In fact, a lot of people are pretty grim. Scared shitless, in fact. And grateful to have a job, any job. I know, personally, animation professionals bagging groceries and doing secretarial work and laboring as security guards at one-fifth their old salaries.
And every studio I know about, union and non-union, is cutting their labor costs every way they can. The non-union places are below the union minimums that they used to be above, and the union places are hiring at scale. But because a large number of skilled artists still work under union contracts, and we still have critical mass, the overall wage structure hasn't collapsed.
Over in auto-building land, the situation is a little different. The UAW, that long-ago builder of the American Middle Class, hasn't been able to organize foreign auto plants in Tennessee, in Alabama, and a number of other southern states that have "right to work" laws. The slope is just too steep for them to get the Toyota, Honda and Nissan plants organized, and so the foreign companies are happy to match UAW pay rates, even as they lowball benefits. And the UAW gets pretty much nowhere in making those Camry, Accord and Altima factories union.

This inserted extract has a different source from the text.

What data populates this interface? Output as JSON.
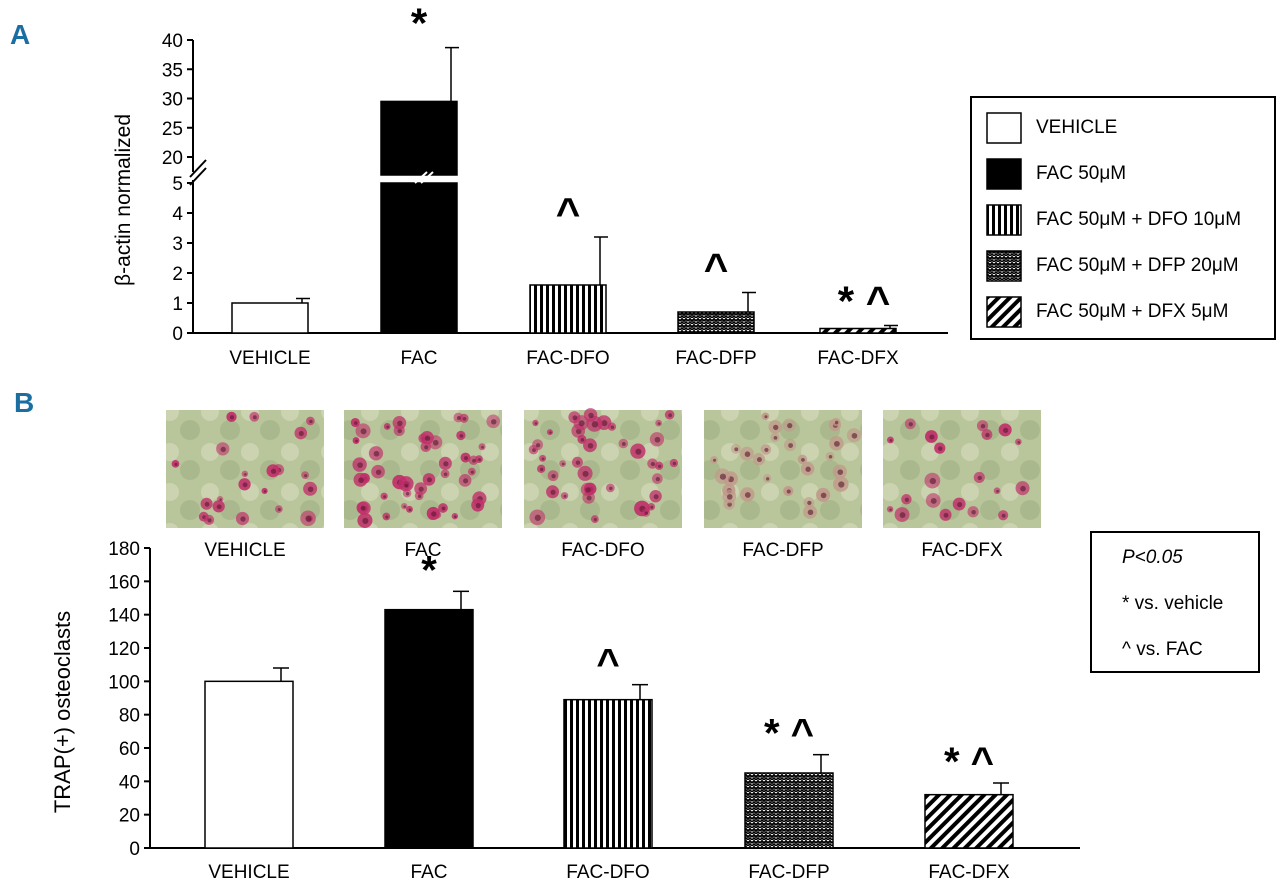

But Senator Mitch McConnell and company are trying their best to disembowel what's left of the UAW. They've made a nice run at it the last month or so, and for a little while, it looked like they would succeed in taking the Auto Workers out. (Of course, it would have meant the Big Three Auto Makers would have gone bye-bye with the UAW, what's known on the battlefield as "collateral damage," but what the hell. Sometimes you gotta destroy an industry in order to save it.)
Now, happily, President Bush has decided he doesn't want to add "Goodbye to the Big Three" to the rest of his sparkling legacy, and so has overruled his Republican cohorts in the Senate and cut a deal with Chrysler and GM. So the companies will survive ... at least for another few months.
But who knows? Maybe Senator Mitch and those other Sons of the South will yet be successful in driving the UAW over a cliff. Maybe Ford, Chrysler and General Motors will slide into insolvency and oblivion anyway, and the Japanese and German car companies will have the United States all to themselves.
When and if that day comes, I'm reasonably certain the foreign car makers won't be paying wage rates that match UAW's workers, for those workers will be gone. They'll be paying less, probably far less, even though labor costs now are only 10% of a car's costs.
Why? Because the union that kept wages up will be gone, along with one more segment of the American middle class.